Retrieving chemical and structural properties of nanomaterials through synchrotron x-ray diffraction techniques

Abstract

This thesis presents a study about crystalline semiconductor nanostructures using x-ray diffraction techniques, mainly resonant (anomalous) x-ray diffraction, in order to determine structural and chemical properties of these structures. Our first experimental result is a study about In(Mn)As islands grown under controlled Mn flux on the top of GaAs(001) substrates. Adding distinct amounts of Mn on the growth process makes the In(Mn)As islands allocate the metallic atoms in different sites, which can be substitutional or interstitial. Performing x-ray diffraction measurements on these nanostructures, using photons with energy near the Mn-K absorption edge, it is possible to verify quantitatively their chemical concentration, and also which site is being occupied.

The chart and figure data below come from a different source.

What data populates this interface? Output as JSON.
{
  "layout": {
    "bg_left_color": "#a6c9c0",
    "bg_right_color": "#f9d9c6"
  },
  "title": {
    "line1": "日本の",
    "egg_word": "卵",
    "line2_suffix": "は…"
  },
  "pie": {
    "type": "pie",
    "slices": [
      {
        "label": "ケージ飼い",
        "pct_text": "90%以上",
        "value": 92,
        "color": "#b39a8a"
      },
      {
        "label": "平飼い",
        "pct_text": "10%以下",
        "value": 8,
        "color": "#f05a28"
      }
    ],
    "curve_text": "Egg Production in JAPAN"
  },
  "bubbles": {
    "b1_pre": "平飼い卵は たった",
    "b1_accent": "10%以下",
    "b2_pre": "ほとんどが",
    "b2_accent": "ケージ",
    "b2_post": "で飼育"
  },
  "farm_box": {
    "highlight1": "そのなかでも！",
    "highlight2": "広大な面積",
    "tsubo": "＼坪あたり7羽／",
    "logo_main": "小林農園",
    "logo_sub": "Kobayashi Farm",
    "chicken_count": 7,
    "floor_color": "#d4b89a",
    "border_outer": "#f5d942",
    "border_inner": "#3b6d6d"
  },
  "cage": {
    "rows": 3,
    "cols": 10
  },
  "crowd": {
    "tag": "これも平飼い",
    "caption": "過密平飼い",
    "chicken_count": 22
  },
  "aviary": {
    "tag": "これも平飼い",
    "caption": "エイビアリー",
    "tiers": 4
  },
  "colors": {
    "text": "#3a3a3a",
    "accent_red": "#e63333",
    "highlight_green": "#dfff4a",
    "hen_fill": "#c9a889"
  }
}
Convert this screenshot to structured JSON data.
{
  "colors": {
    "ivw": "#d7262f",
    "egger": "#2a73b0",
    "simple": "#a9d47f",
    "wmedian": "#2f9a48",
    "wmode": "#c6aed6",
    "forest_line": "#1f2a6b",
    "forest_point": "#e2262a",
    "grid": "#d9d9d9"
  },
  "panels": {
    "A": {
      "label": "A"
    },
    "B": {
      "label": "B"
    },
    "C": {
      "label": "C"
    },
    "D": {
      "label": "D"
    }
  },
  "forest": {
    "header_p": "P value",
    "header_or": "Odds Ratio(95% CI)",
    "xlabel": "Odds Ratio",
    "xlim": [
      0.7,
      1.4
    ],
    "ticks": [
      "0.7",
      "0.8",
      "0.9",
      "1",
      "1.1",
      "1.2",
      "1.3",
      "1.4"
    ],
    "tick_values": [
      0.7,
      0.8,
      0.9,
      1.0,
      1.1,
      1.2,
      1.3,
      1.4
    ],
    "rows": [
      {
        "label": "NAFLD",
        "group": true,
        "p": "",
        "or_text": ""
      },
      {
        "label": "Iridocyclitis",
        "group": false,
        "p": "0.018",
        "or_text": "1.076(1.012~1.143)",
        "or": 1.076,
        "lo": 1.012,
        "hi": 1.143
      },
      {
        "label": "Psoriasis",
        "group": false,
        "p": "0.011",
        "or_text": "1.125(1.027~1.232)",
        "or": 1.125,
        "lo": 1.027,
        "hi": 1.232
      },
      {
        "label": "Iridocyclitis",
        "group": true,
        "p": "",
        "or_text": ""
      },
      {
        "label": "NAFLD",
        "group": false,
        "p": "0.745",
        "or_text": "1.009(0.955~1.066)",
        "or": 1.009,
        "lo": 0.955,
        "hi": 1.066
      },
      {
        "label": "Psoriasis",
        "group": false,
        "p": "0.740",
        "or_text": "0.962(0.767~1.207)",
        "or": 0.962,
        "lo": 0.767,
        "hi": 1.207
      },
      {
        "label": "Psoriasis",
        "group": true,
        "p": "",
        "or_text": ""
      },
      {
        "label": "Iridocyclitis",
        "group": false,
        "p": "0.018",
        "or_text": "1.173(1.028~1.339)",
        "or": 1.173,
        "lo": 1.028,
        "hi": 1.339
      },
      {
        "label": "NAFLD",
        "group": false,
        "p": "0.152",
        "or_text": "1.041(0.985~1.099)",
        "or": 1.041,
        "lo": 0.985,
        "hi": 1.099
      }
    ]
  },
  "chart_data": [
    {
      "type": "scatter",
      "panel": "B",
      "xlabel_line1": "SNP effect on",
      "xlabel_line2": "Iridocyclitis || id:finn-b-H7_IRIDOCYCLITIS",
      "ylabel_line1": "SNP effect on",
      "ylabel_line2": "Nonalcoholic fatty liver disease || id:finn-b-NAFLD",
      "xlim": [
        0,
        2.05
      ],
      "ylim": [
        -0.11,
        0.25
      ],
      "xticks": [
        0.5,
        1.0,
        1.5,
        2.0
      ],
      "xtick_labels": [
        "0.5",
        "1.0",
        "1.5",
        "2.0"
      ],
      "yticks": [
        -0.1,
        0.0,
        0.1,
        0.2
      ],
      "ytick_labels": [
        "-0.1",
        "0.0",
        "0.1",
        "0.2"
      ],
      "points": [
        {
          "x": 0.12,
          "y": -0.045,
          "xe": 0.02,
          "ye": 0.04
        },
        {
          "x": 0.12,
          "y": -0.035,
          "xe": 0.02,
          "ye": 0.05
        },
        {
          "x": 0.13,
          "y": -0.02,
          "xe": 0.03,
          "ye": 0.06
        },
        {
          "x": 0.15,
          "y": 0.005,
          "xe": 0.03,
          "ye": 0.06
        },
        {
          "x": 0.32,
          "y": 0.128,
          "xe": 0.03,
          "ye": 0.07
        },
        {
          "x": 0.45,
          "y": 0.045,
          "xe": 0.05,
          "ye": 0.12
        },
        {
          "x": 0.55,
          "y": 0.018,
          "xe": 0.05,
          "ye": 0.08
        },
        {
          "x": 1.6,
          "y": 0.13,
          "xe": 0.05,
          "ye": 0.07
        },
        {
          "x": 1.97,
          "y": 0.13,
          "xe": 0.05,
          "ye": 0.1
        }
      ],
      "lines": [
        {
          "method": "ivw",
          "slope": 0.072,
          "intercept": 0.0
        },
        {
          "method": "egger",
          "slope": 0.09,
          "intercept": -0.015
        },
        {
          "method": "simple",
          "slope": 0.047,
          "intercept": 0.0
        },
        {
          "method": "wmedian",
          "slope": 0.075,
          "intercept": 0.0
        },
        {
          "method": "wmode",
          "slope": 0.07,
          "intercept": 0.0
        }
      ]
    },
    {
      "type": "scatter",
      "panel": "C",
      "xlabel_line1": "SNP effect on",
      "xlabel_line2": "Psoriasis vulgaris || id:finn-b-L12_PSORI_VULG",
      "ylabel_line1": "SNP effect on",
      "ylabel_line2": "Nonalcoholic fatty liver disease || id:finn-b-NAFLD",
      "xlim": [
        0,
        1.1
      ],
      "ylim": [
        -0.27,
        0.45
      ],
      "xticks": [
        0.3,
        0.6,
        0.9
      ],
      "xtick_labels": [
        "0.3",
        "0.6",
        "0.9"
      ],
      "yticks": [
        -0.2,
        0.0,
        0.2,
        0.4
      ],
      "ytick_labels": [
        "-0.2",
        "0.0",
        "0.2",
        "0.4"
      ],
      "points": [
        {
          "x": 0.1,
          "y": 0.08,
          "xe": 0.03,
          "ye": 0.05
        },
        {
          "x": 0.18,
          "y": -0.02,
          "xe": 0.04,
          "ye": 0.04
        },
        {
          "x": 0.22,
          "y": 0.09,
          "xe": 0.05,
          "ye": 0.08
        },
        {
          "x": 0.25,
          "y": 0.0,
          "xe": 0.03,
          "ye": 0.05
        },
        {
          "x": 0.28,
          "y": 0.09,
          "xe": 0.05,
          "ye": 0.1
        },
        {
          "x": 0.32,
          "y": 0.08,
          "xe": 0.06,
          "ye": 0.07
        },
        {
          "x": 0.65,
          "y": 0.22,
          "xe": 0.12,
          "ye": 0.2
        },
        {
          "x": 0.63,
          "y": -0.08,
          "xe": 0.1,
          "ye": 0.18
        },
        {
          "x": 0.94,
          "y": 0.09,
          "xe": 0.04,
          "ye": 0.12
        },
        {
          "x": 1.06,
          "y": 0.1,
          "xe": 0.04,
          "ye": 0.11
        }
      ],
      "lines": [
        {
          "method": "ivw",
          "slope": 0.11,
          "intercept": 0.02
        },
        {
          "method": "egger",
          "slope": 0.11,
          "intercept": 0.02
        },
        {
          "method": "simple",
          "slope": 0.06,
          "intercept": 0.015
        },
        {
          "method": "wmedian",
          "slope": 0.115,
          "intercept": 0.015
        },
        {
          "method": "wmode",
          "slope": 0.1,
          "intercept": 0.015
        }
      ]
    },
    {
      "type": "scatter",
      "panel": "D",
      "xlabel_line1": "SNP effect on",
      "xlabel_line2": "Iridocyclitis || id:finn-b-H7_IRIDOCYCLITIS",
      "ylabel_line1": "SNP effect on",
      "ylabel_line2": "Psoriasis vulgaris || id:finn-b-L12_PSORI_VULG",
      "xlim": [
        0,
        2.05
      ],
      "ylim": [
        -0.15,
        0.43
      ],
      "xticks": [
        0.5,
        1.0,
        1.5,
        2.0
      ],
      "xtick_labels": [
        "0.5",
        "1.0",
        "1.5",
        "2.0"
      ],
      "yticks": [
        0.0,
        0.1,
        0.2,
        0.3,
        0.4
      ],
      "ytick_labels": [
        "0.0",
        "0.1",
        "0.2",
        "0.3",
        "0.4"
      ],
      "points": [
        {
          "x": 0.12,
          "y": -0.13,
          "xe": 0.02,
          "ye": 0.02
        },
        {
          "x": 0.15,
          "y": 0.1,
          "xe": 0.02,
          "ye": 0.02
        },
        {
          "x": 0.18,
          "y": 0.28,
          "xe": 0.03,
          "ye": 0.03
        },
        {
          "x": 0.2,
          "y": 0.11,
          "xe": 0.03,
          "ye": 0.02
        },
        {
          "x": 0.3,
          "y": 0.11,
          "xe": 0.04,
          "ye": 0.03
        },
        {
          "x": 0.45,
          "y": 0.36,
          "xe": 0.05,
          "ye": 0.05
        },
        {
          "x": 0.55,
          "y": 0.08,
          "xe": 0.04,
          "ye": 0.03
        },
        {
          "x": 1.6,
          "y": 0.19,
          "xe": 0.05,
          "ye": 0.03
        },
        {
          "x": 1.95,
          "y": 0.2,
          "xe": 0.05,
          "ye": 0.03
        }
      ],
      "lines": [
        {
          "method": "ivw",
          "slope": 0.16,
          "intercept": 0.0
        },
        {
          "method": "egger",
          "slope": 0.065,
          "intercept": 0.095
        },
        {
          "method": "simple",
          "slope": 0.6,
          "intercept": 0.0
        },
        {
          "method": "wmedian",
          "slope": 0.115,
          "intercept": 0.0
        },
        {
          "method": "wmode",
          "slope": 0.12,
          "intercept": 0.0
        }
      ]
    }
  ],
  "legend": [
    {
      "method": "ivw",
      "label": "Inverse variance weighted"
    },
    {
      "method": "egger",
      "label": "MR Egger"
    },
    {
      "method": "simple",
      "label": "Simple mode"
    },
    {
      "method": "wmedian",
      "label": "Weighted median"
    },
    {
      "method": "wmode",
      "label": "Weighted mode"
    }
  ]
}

Each possible site has its own signature on different reflections and, with the right choice of reflections, one can determine, unambiguously, the percentage of occupied sites. The second study applies resonant x-ray diffraction on nanostructures of Ge grown on Si (substrate) with different miscut angles with respect to the (001) direction. It is well known from the literature that Ge can grown on Si as domes or superdomes, depending on the amount of Ge content. It is also known that a miscut angle can affect the growth dynamics, as it changes the internal composition of the structures. The quantitative study of the domes/superdomes composition carried out there connects its chemical properties with the effects observed by x-ray diffraction due to the miscut. Finally, we also present a study of InGaAs islands on top of an ultrathin GaAs(001) membrane. Nano-focused x-ray diffraction measurements allows the determination of the strain status on isolated islands, helping to understand the structural changes on the membrane after releasing it from the substrate where it was originally grown.